Брюль стоял, глядя на раскрытое длинное письмо хана и разбросанные бумаги; казалось, он думает над средствами обороны.
Король торопил.
– Ваше величество, – сказал он наконец, – кто осмелился отдать прямо в ваши руки эти бумаги, которые только при моём посредничестве должны доходить до вашего королевского величества? Я старался предотвратить, чтобы вам не доставляли напрасных забот. Это заговор на спокойствие, здоровье и жизнь вашего величества. Я сначала требую наказания этой наглости.
Август III немного задумался, но с благодарностью принял это возмущение Брюля.
– Брюль, – простонал он, – мы оставим это нарушение для расследования на будущее. Сначала нам нужно избавиться от татар.
Министр хорошо знал, что татар и христиан, когда с ними воевать нельзя или не хочется, можно одинаково сбыть деньгами. Жаль ему их было пачкать о грязные кожухи Орды, но угрозы его не тревожили.
Желая, однако, сойти за спасителя и приобрести у короля новую благодарность, он должен был хоть на мгновение испугаться языческой дичи.
– Да, ваше величество, – отвечал он с суровым выражением лица, – да, сперва нужно устранить всяческую опасность от Орды. Позвольте мне этим заняться.
– Всё сдаётся на тебя, ты один можешь меня спасти, – прервал Август, – Татары, должно быть, уже стоят на границе, когда мы и предчувствия не имели того, что нас ждёт. Татары и канцлер!
Брюль, во-первых, прошу тебя, пусть духовенство прикажет устроить богослужения в костёлах, чтобы отвратить от нас эту катастрофу, а потом…
– Мы начнём с Бога, – сказал министр с сильным вдохновением. – У меня та же самая идея, а потом… энергично возьмёмся за дело.
Задумчивый король простонал, с трудом выговаривая:
– Посполитое! Посполитое!
– Я надеюсь, что посполитое рушение не потребуется, – прервал Брюль. – Татары больше лакомы на грош, чем на кровь. Кто же знает? Может, нам удасться.
Август зарумянился и живо сказал:
– Но имеем ли мы деньги?
– Мы их всегда имеем, – отвечал министр, – но имеет их и коронная казна, которая за грехи шляхты должна платить. Прошу вас, ваше величество, соблаговолите быть спокойным, сбросьте на мои плечи эту тяжесть. Надеюсь с ней справиться.
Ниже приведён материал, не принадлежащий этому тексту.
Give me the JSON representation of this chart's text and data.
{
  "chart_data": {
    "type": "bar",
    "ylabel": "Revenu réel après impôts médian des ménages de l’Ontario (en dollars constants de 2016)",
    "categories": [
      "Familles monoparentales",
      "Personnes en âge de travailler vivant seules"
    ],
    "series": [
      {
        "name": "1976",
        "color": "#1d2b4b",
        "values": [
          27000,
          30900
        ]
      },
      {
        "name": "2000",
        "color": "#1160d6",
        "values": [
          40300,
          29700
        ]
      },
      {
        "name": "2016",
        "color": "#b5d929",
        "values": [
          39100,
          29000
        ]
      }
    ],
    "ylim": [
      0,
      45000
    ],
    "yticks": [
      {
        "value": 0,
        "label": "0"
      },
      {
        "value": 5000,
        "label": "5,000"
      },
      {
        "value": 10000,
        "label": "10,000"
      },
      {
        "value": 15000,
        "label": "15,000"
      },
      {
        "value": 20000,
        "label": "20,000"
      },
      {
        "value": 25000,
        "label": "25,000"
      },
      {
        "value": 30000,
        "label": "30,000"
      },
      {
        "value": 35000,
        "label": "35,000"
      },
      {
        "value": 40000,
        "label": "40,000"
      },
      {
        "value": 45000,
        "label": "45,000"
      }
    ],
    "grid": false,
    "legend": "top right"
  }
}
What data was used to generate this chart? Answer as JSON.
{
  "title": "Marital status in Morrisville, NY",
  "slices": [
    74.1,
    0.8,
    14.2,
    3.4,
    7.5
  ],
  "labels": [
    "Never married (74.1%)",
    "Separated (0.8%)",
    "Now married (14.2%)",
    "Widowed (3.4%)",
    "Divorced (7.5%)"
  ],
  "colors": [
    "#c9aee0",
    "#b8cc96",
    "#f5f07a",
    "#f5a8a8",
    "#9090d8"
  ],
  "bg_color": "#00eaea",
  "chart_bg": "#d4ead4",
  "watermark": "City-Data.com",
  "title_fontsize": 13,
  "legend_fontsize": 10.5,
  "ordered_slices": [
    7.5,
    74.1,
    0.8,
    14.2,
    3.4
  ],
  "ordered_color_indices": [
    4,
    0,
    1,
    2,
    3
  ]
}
Растроганный Август III обнял любимого министра, который, собрав бумаги, немедленно поспешил с ними в свой дворец.
Там он бросился на канапе, не поглядев даже на него, и спокойно занялся несравнимо больше интересующей его корреспонденцией, которая его ждала.
Были это доверительные письма, из которых по крайней мере половина выдавала своим почерком происхождение из будуаров и женских спален. Но не имели они уже для престарелого и остывшего министра никакого очарования и притягательной силы. Гораздо более интересными были тайные записки, которые приходили из разных сторон, донося о людях, о делах, об интригах, в которые Брюль был более или менее вовлечён. Умел он всем пользоваться и поэтому смотрел во все стороны. Только через него делалось то, что зависело от королевской воли, а Август III так к этому привык, что ничего сам собой или через кого-нибудь сделать не смел без Брюля. Ежели случайно что-нибудь решалось, минуя его, почти всегда случалось потом чудо, сделанное нужно было переделывать, обрабатывать и отзывать.
Брюль явно совсем в это не вмешивался, это получалось само собой.
Нужно было иметь неординарную ловкость, знать характер короля и иметь отвагу, чтобы в течение нескольких десятков лет удерживать короля в этой опеке, не дать ему двинуться, ничего предпринять, подумать даже. Брюль выделывал эти штуки очень простым способом. Подкреплял в Августе III все его слабости, помогал их развитию, для перерождения в зависимость, заботился о страстях, вкусах, фантазиях.
Любовь и почтение к памяти отца были пружиной, которая побуждала короля подражать ему во всём, кроме романов. Театр, созданный Августом II, он поддерживал как творение, свою излюбленную охоту он сделал своим самым главным развлечением, для себя только собирал картины, которые привозил и дорого оплачивал.
Брюль наперёд старался о том, чтобы всегда этих забав его пану хватало, занимал его ими до той степени, что на другое потом ни времени, ни сил не оставалось.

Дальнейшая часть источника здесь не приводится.